The electronic configuration of Fe is $[Ar]3{d^6}4{s^2}$
Here the Fe is given by $F{e^{3 + }}$ .
$F{e^{3 + }}$ it means iron donates three electrons and possesses the oxidation state of $+ 3.$
So the electronic configuration of $F{e^{3 + }}$ is $[Ar]3{d^5}$
In ${\left[ {Fe{{\left( {CN} \right)}_6}} \right]^{3 + }}$ $C{N^ - }$ is a strong field ligand. Thus the $F{e^{3 + }}$ show low spinning splitting. $F{e^{3 + }}$ is a ${d^5}$ and contains $n = 1$ unpaired electron. So, magnetic moment of ${\left[ {Fe{{\left( {CN} \right)}_6}} \right]^{3 + }}$ is given by
As we know that magnetic moment is
$\therefore u = \sqrt {n(n + 2)}$
Put the value of n
$\Rightarrow u = \sqrt {1(1 + 2)}$
Simplify
$\Rightarrow u = \sqrt 3$
$\Rightarrow u = 1.732BM$
So the magnetic moment of ${\left[ {Fe{{\left( {CN} \right)}_6}} \right]^{3 + }}$ is $1.732BM$
In ${\left[ {Fe{{({H_2}O)}_6}} \right]^{3 - }}$ ${H_2}O$ is a weak field ligand.

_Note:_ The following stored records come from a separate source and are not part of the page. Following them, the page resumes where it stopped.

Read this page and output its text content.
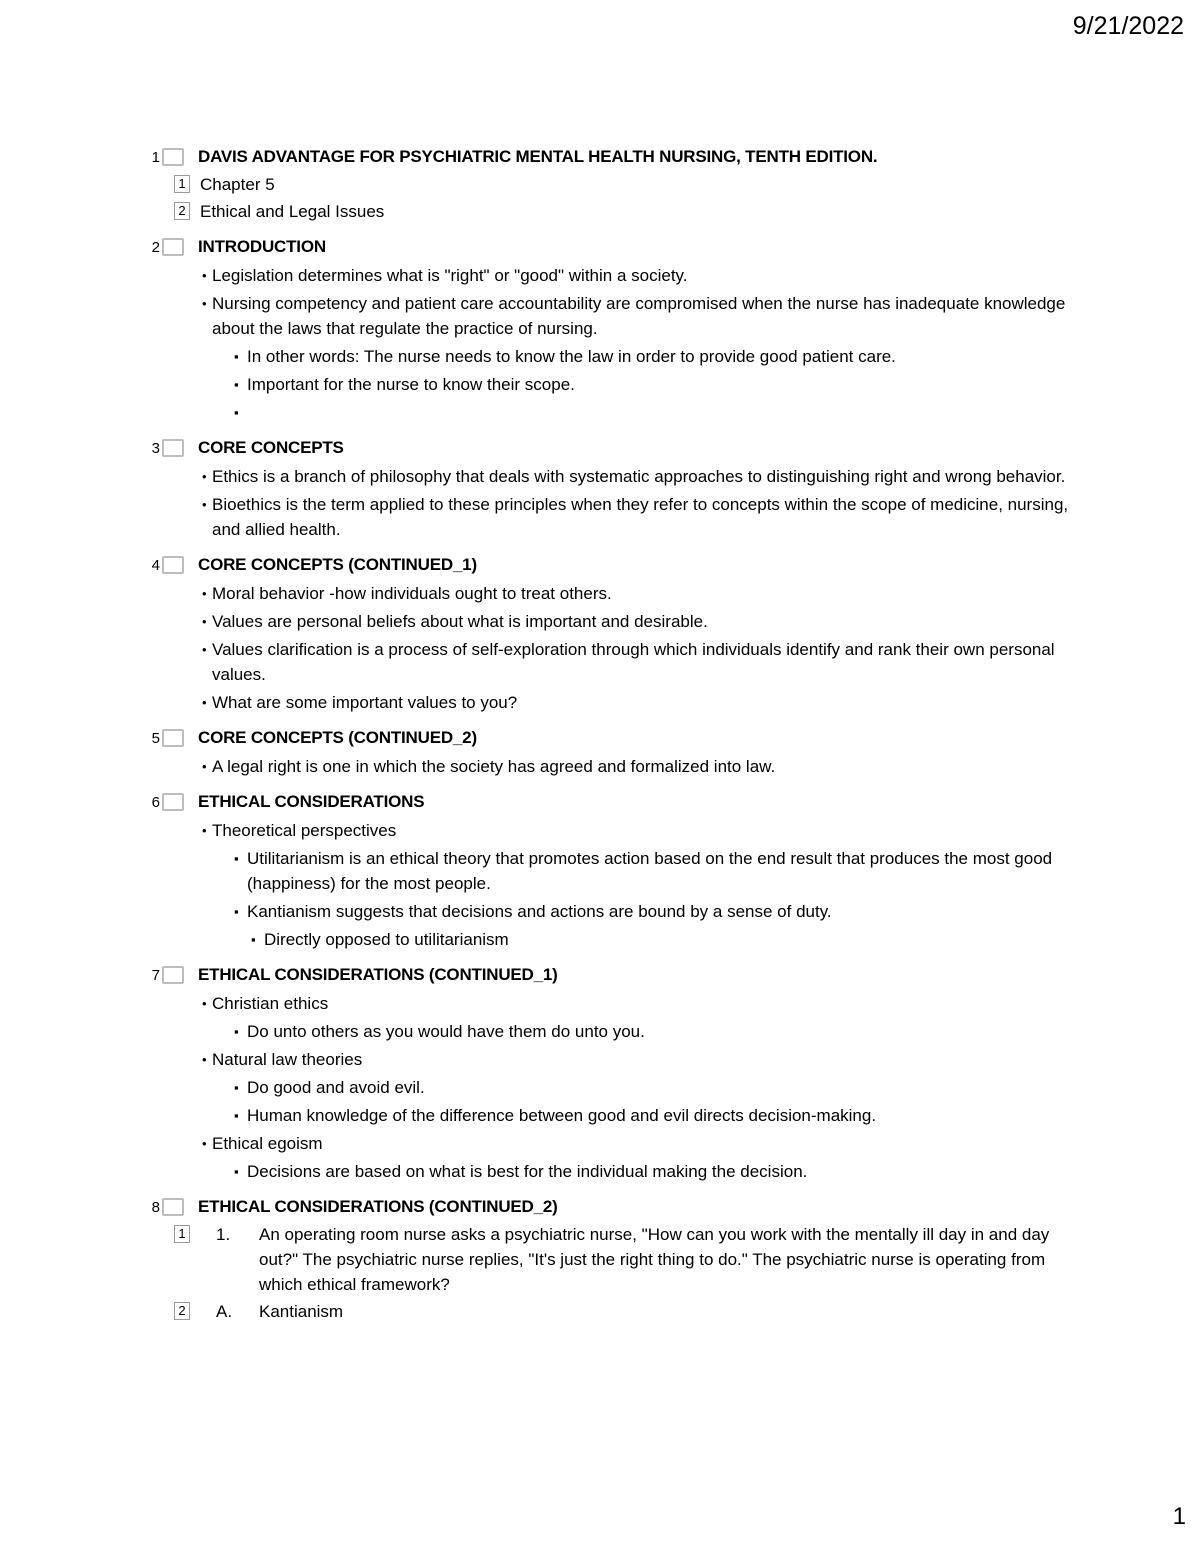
9/21/2022
1 DAVIS ADVANTAGE FOR PSYCHIATRIC MENTAL HEALTH NURSING, TENTH EDITION.
1 Chapter 5
2 Ethical and Legal Issues
2 INTRODUCTION
• Legislation determines what is "right" or "good" within a society.
• Nursing competency and patient care accountability are compromised when the nurse has inadequate knowledge about the laws that regulate the practice of nursing.
▪ In other words: The nurse needs to know the law in order to provide good patient care.
▪ Important for the nurse to know their scope.
▪
3 CORE CONCEPTS
• Ethics is a branch of philosophy that deals with systematic approaches to distinguishing right and wrong behavior.
• Bioethics is the term applied to these principles when they refer to concepts within the scope of medicine, nursing, and allied health.
4 CORE CONCEPTS (CONTINUED_1)
• Moral behavior -how individuals ought to treat others.
• Values are personal beliefs about what is important and desirable.
• Values clarification is a process of self-exploration through which individuals identify and rank their own personal values.
• What are some important values to you?
5 CORE CONCEPTS (CONTINUED_2)
• A legal right is one in which the society has agreed and formalized into law.
6 ETHICAL CONSIDERATIONS
• Theoretical perspectives
▪ Utilitarianism is an ethical theory that promotes action based on the end result that produces the most good (happiness) for the most people.
▪ Kantianism suggests that decisions and actions are bound by a sense of duty.
▪ Directly opposed to utilitarianism
7 ETHICAL CONSIDERATIONS (CONTINUED_1)
• Christian ethics
▪ Do unto others as you would have them do unto you.
• Natural law theories
▪ Do good and avoid evil.
▪ Human knowledge of the difference between good and evil directs decision-making.
• Ethical egoism
▪ Decisions are based on what is best for the individual making the decision.
8 ETHICAL CONSIDERATIONS (CONTINUED_2)
1	1.	An operating room nurse asks a psychiatric nurse, "How can you work with the mentally ill day in and day out?" The psychiatric nurse replies, "It's just the right thing to do." The psychiatric nurse is operating from which ethical framework?
2	A.	Kantianism
1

Thus the $F{e^{3 + }}$ shows high spinning splitting. $F{e^{3 + }}$ is a ${d^5}$ and contains $n = 5$ unpaired electron. So, magnetic moment of ${\left[ {Fe{{\left( {CN} \right)}_6}} \right]^{3 + }}$ is given by
As we know that magnetic moment is
$\therefore u = \sqrt {n(n + 2)}$
Put the value of n
$\Rightarrow u = \sqrt {5(5 + 2)}$
Simplify
$\Rightarrow u = \sqrt {5 \times 7}$
$\Rightarrow u = \sqrt {35}$
$\Rightarrow u = 5.91BM$
So the magnetic moment of ${\left[ {Fe{{({H_2}O)}_6}} \right]^{3 - }}$ is $5.91BM$

Note:
The magnetic dipole moment $(\mu )$ is a vector field defined as $\mu = iA$ whose direction is perpendicular to A and determined by the right hand thumb rule. In these rules grip shows the direction of flow of current and thumbs show the direction of magnetic field. The magnetic moment is produced by two methods- motion electric charge and spin angular momentum.